A collection of Run-Length Encoders and Decoders, and associated tooling for exploring this space. So far there are only four animals in the zoo. It's a very small zoo.
- WHILE THIS NOTE PERSISTS, I MAY FORCE PUSH TO MASTER
- The codecs are written foremost to be robust, correct, and clear and easy to understand, not for performance.
- I'm mostly interested in exploring legacy formats.
- Single-Header Libraries.
- Releases are:
- Valgrind clean,
- scan-build clean, and
- AFL++ clean (for some reasonable run-time).
"Run-length encoding (RLE) is a form of lossless data compression in which runs of data (sequences in which the same data value occurs in many consecutive data elements) are stored as a single data value and count, rather than as the original run." -- Wikipedia
At its most basic, a Run-Length Encoder process input into a series of REP (repeat) and CPY (copy) operations.

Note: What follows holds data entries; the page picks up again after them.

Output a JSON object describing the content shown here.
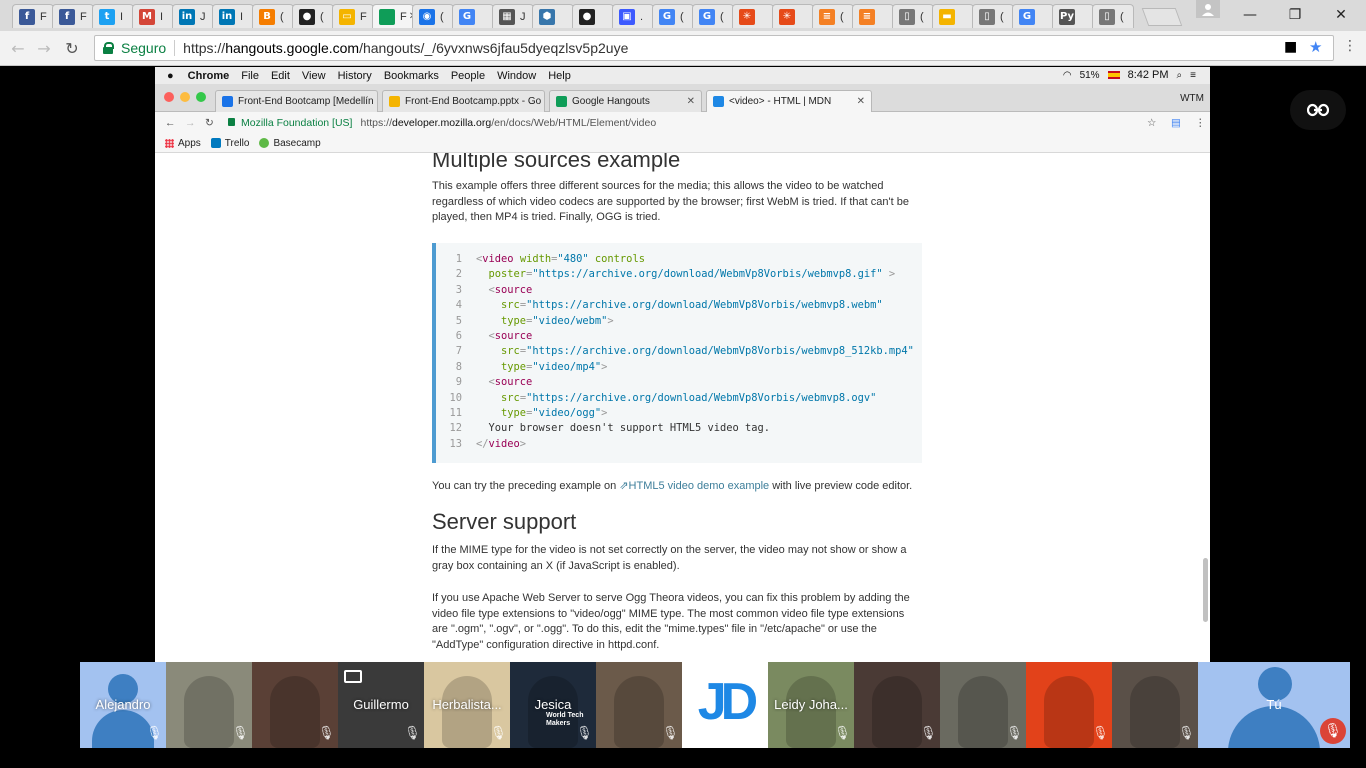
{
  "outer_tabs": [
    {
      "icon": "facebook-icon",
      "glyph": "f",
      "color": "#3b5998",
      "label": "F"
    },
    {
      "icon": "facebook-icon",
      "glyph": "f",
      "color": "#3b5998",
      "label": "F"
    },
    {
      "icon": "twitter-icon",
      "glyph": "t",
      "color": "#1da1f2",
      "label": "I"
    },
    {
      "icon": "gmail-icon",
      "glyph": "M",
      "color": "#d44638",
      "label": "I"
    },
    {
      "icon": "linkedin-icon",
      "glyph": "in",
      "color": "#0077b5",
      "label": "J"
    },
    {
      "icon": "linkedin-icon",
      "glyph": "in",
      "color": "#0077b5",
      "label": "I"
    },
    {
      "icon": "blogger-icon",
      "glyph": "B",
      "color": "#f57d00",
      "label": "("
    },
    {
      "icon": "github-icon",
      "glyph": "●",
      "color": "#222222",
      "label": "("
    },
    {
      "icon": "slides-icon",
      "glyph": "▭",
      "color": "#f4b400",
      "label": "F"
    },
    {
      "icon": "hangouts-icon",
      "glyph": "",
      "color": "#0f9d58",
      "label": "F",
      "active": true
    },
    {
      "icon": "chrome-app-icon",
      "glyph": "◉",
      "color": "#1a73e8",
      "label": "("
    },
    {
      "icon": "google-icon",
      "glyph": "G",
      "color": "#4285f4",
      "label": ""
    },
    {
      "icon": "sheet-icon",
      "glyph": "▦",
      "color": "#555555",
      "label": "J"
    },
    {
      "icon": "python-icon",
      "glyph": "⬢",
      "color": "#3776ab",
      "label": ""
    },
    {
      "icon": "github-icon",
      "glyph": "●",
      "color": "#222222",
      "label": ""
    },
    {
      "icon": "app-icon",
      "glyph": "▣",
      "color": "#3d5afe",
      "label": "."
    },
    {
      "icon": "google-icon",
      "glyph": "G",
      "color": "#4285f4",
      "label": "("
    },
    {
      "icon": "google-icon",
      "glyph": "G",
      "color": "#4285f4",
      "label": "("
    },
    {
      "icon": "app-icon",
      "glyph": "✳",
      "color": "#e64a19",
      "label": ""
    },
    {
      "icon": "app-icon",
      "glyph": "✳",
      "color": "#e64a19",
      "label": ""
    },
    {
      "icon": "stackoverflow-icon",
      "glyph": "≡",
      "color": "#f48024",
      "label": "("
    },
    {
      "icon": "stackoverflow-icon",
      "glyph": "≡",
      "color": "#f48024",
      "label": ""
    },
    {
      "icon": "document-icon",
      "glyph": "▯",
      "color": "#777777",
      "label": "("
    },
    {
      "icon": "image-icon",
      "glyph": "▬",
      "color": "#f4b400",
      "label": ""
    },
    {
      "icon": "document-icon",
      "glyph": "▯",
      "color": "#777777",
      "label": "("
    },
    {
      "icon": "google-icon",
      "glyph": "G",
      "color": "#4285f4",
      "label": ""
    },
    {
      "icon": "app-icon",
      "glyph": "Py",
      "color": "#555555",
      "label": ""
    },
    {
      "icon": "document-icon",
      "glyph": "▯",
      "color": "#777777",
      "label": "("
    }
  ],
  "outer_toolbar": {
    "secure_label": "Seguro",
    "url_prefix": "https://",
    "url_host": "hangouts.google.com",
    "url_path": "/hangouts/_/6yvxnws6jfau5dyeqzlsv5p2uye"
  },
  "mac_menu": {
    "app": "Chrome",
    "items": [
      "File",
      "Edit",
      "View",
      "History",
      "Bookmarks",
      "People",
      "Window",
      "Help"
    ],
    "battery": "51%",
    "time": "8:42 PM"
  },
  "inner_tabs": [
    {
      "label": "Front-End Bootcamp [Medellín",
      "color": "#1a73e8"
    },
    {
      "label": "Front-End Bootcamp.pptx - Go",
      "color": "#f4b400"
    },
    {
      "label": "Google Hangouts",
      "color": "#0f9d58"
    },
    {
      "label": "<video> - HTML | MDN",
      "color": "#1e88e5",
      "active": true
    }
  ],
  "inner_profile": "WTM",
  "inner_toolbar": {
    "org": "Mozilla Foundation [US]",
    "url_prefix": "https://",
    "url_host": "developer.mozilla.org",
    "url_path": "/en/docs/Web/HTML/Element/video"
  },
  "bookmarks": [
    "Apps",
    "Trello",
    "Basecamp"
  ],
  "page": {
    "heading1": "Multiple sources example",
    "intro": "This example offers three different sources for the media; this allows the video to be watched regardless of which video codecs are supported by the browser; first WebM is tried. If that can't be played, then MP4 is tried. Finally, OGG is tried.",
    "try_before": "You can try the preceding example on ",
    "try_link": "HTML5 video demo example",
    "try_after": " with live preview code editor.",
    "heading2": "Server support",
    "server_p1": "If the MIME type for the video is not set correctly on the server, the video may not show or show a gray box containing an X (if JavaScript is enabled).",
    "server_p2": "If you use Apache Web Server to serve Ogg Theora videos, you can fix this problem by adding the video file type extensions to \"video/ogg\" MIME type. The most common video file type extensions are \".ogm\", \".ogv\", or \".ogg\". To do this, edit the \"mime.types\" file in \"/etc/apache\" or use the \"AddType\" configuration directive in httpd.conf."
  },
  "code_lines": [
    {
      "n": "1",
      "parts": [
        [
          "punc",
          "<"
        ],
        [
          "tag",
          "video"
        ],
        [
          "plain",
          " "
        ],
        [
          "attr",
          "width"
        ],
        [
          "punc",
          "="
        ],
        [
          "str",
          "\"480\""
        ],
        [
          "plain",
          " "
        ],
        [
          "attr",
          "controls"
        ]
      ]
    },
    {
      "n": "2",
      "parts": [
        [
          "plain",
          "  "
        ],
        [
          "attr",
          "poster"
        ],
        [
          "punc",
          "="
        ],
        [
          "str",
          "\"https://archive.org/download/WebmVp8Vorbis/webmvp8.gif\""
        ],
        [
          "plain",
          " "
        ],
        [
          "punc",
          ">"
        ]
      ]
    },
    {
      "n": "3",
      "parts": [
        [
          "plain",
          "  "
        ],
        [
          "punc",
          "<"
        ],
        [
          "tag",
          "source"
        ]
      ]
    },
    {
      "n": "4",
      "parts": [
        [
          "plain",
          "    "
        ],
        [
          "attr",
          "src"
        ],
        [
          "punc",
          "="
        ],
        [
          "str",
          "\"https://archive.org/download/WebmVp8Vorbis/webmvp8.webm\""
        ]
      ]
    },
    {
      "n": "5",
      "parts": [
        [
          "plain",
          "    "
        ],
        [
          "attr",
          "type"
        ],
        [
          "punc",
          "="
        ],
        [
          "str",
          "\"video/webm\""
        ],
        [
          "punc",
          ">"
        ]
      ]
    },
    {
      "n": "6",
      "parts": [
        [
          "plain",
          "  "
        ],
        [
          "punc",
          "<"
        ],
        [
          "tag",
          "source"
        ]
      ]
    },
    {
      "n": "7",
      "parts": [
        [
          "plain",
          "    "
        ],
        [
          "attr",
          "src"
        ],
        [
          "punc",
          "="
        ],
        [
          "str",
          "\"https://archive.org/download/WebmVp8Vorbis/webmvp8_512kb.mp4\""
        ]
      ]
    },
    {
      "n": "8",
      "parts": [
        [
          "plain",
          "    "
        ],
        [
          "attr",
          "type"
        ],
        [
          "punc",
          "="
        ],
        [
          "str",
          "\"video/mp4\""
        ],
        [
          "punc",
          ">"
        ]
      ]
    },
    {
      "n": "9",
      "parts": [
        [
          "plain",
          "  "
        ],
        [
          "punc",
          "<"
        ],
        [
          "tag",
          "source"
        ]
      ]
    },
    {
      "n": "10",
      "parts": [
        [
          "plain",
          "    "
        ],
        [
          "attr",
          "src"
        ],
        [
          "punc",
          "="
        ],
        [
          "str",
          "\"https://archive.org/download/WebmVp8Vorbis/webmvp8.ogv\""
        ]
      ]
    },
    {
      "n": "11",
      "parts": [
        [
          "plain",
          "    "
        ],
        [
          "attr",
          "type"
        ],
        [
          "punc",
          "="
        ],
        [
          "str",
          "\"video/ogg\""
        ],
        [
          "punc",
          ">"
        ]
      ]
    },
    {
      "n": "12",
      "parts": [
        [
          "plain",
          "  Your browser doesn't support HTML5 video tag."
        ]
      ]
    },
    {
      "n": "13",
      "parts": [
        [
          "punc",
          "</"
        ],
        [
          "tag",
          "video"
        ],
        [
          "punc",
          ">"
        ]
      ]
    }
  ],
  "participants": [
    {
      "name": "Alejandro",
      "kind": "avatar",
      "bg": "#a3c2f0"
    },
    {
      "name": "",
      "kind": "photo",
      "bg": "#8a8a7a"
    },
    {
      "name": "",
      "kind": "photo",
      "bg": "#5a4036"
    },
    {
      "name": "Guillermo",
      "kind": "screen",
      "bg": "#3a3a3a"
    },
    {
      "name": "Herbalista...",
      "kind": "photo",
      "bg": "#d9c7a0"
    },
    {
      "name": "Jesica",
      "kind": "photo",
      "bg": "#1e2a3a",
      "sub": "World Tech Makers"
    },
    {
      "name": "",
      "kind": "photo",
      "bg": "#6b5a4a"
    },
    {
      "name": "",
      "kind": "logo",
      "bg": "#ffffff",
      "logo": "JD"
    },
    {
      "name": "Leidy Joha...",
      "kind": "photo",
      "bg": "#7a8a60"
    },
    {
      "name": "",
      "kind": "photo",
      "bg": "#4a3a35"
    },
    {
      "name": "",
      "kind": "photo",
      "bg": "#6a6a60"
    },
    {
      "name": "",
      "kind": "photo",
      "bg": "#e2421a"
    },
    {
      "name": "",
      "kind": "photo",
      "bg": "#5a5048"
    }
  ],
  "self": {
    "name": "Tú"
  },
  "colors": {
    "accent": "#4d9bd1",
    "link": "#3d7e9a",
    "secure": "#0b8043",
    "mute_red": "#db4437"
  }
}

Sometimes the CPY operation is explicit, sometimes it's in the form of literals (LIT).
The rle_*.h
files are single-header libraries. If you just need one, any one, I recommend downloading rle_packbits.h
and
looking at test_example.c
for how to use it.
#define RLE_ZOO_PACKBITS_IMPLEMENTATION
#include "rle_packbits.h"
int main(void) {
const uint8_t input[] = "ABBBBA";
size_t len = sizeof(input) - 1;
// Call with NULL for dest buffer to calculate output size.

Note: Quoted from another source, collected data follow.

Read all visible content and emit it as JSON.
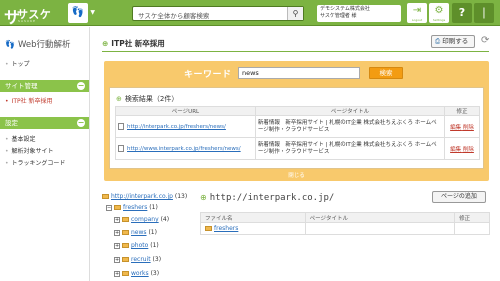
{
  "header": {
    "logo_mark": "サ",
    "logo_text": "サスケ",
    "logo_sub": "SASUKE",
    "search_placeholder": "サスケ全体から顧客検索",
    "company_name": "デモシステム株式会社",
    "user_name": "サスケ管理者 様",
    "logout_label": "Logout",
    "settings_label": "Settings",
    "help_glyph": "?",
    "colors": {
      "bar": "#7cb342",
      "accent": "#e67e22"
    }
  },
  "sidebar": {
    "title": "Web行動解析",
    "top_items": [
      {
        "label": "トップ"
      }
    ],
    "sections": [
      {
        "label": "サイト管理",
        "items": [
          {
            "label": "ITP社 新卒採用",
            "active": true
          }
        ]
      },
      {
        "label": "設定",
        "items": [
          {
            "label": "基本設定"
          },
          {
            "label": "解析対象サイト"
          },
          {
            "label": "トラッキングコード"
          }
        ]
      }
    ]
  },
  "main": {
    "page_title": "ITP社 新卒採用",
    "print_label": "印刷する",
    "keyword": {
      "label": "キーワード",
      "value": "news",
      "button_label": "検索"
    },
    "results": {
      "title": "検索結果（2件）",
      "columns": [
        "ページURL",
        "ページタイトル",
        "修正"
      ],
      "rows": [
        {
          "url": "http://interpark.co.jp/freshers/news/",
          "title": "新着情報　新卒採用サイト | 札幌のIT企業 株式会社ちえぶくろ ホームページ制作・クラウドサービス",
          "edit": "編集",
          "delete": "削除"
        },
        {
          "url": "http://www.interpark.co.jp/freshers/news/",
          "title": "新着情報　新卒採用サイト | 札幌のIT企業 株式会社ちえぶくろ ホームページ制作・クラウドサービス",
          "edit": "編集",
          "delete": "削除"
        }
      ],
      "close_label": "閉じる"
    },
    "tree": [
      {
        "label": "http://interpark.co.jp",
        "count": "(13)",
        "level": 0
      },
      {
        "label": "freshers",
        "count": "(1)",
        "level": 1
      },
      {
        "label": "company",
        "count": "(4)",
        "level": 2
      },
      {
        "label": "news",
        "count": "(1)",
        "level": 2
      },
      {
        "label": "photo",
        "count": "(1)",
        "level": 2
      },
      {
        "label": "recruit",
        "count": "(3)",
        "level": 2
      },
      {
        "label": "works",
        "count": "(3)",
        "level": 2
      }
    ],
    "directory": {
      "path": "http://interpark.co.jp/",
      "add_page_label": "ページの追加",
      "columns": [
        "ファイル名",
        "ページタイトル",
        "修正"
      ],
      "rows": [
        {
          "name": "freshers"
        }
      ]
    }
  }
}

ssize_t expected_size = packbits_compress(input, len, NULL, 0);
...
rle-zoo
can encode and decode files using any of the supplied variants.
rle-genops
can be used to generate complete code word/OPs lists for supported variants, and contains code that verifies
the encoding and decoding scheme for a variant is consistent. Post-implementation this is mostly useful for debugging,
'manual parsing' and reverse-engineering of unknown RLE streams. It can also generate C tables for implementing table-driven
encoders and decoders.
rle-parser
can be used to parse a file using the available RLE variants, which could help identify the
variant used on some unknown data. It also acts as a demonstrator for using rle-genops
tables. It
is a work in progress though, and encoding is broken for some tables.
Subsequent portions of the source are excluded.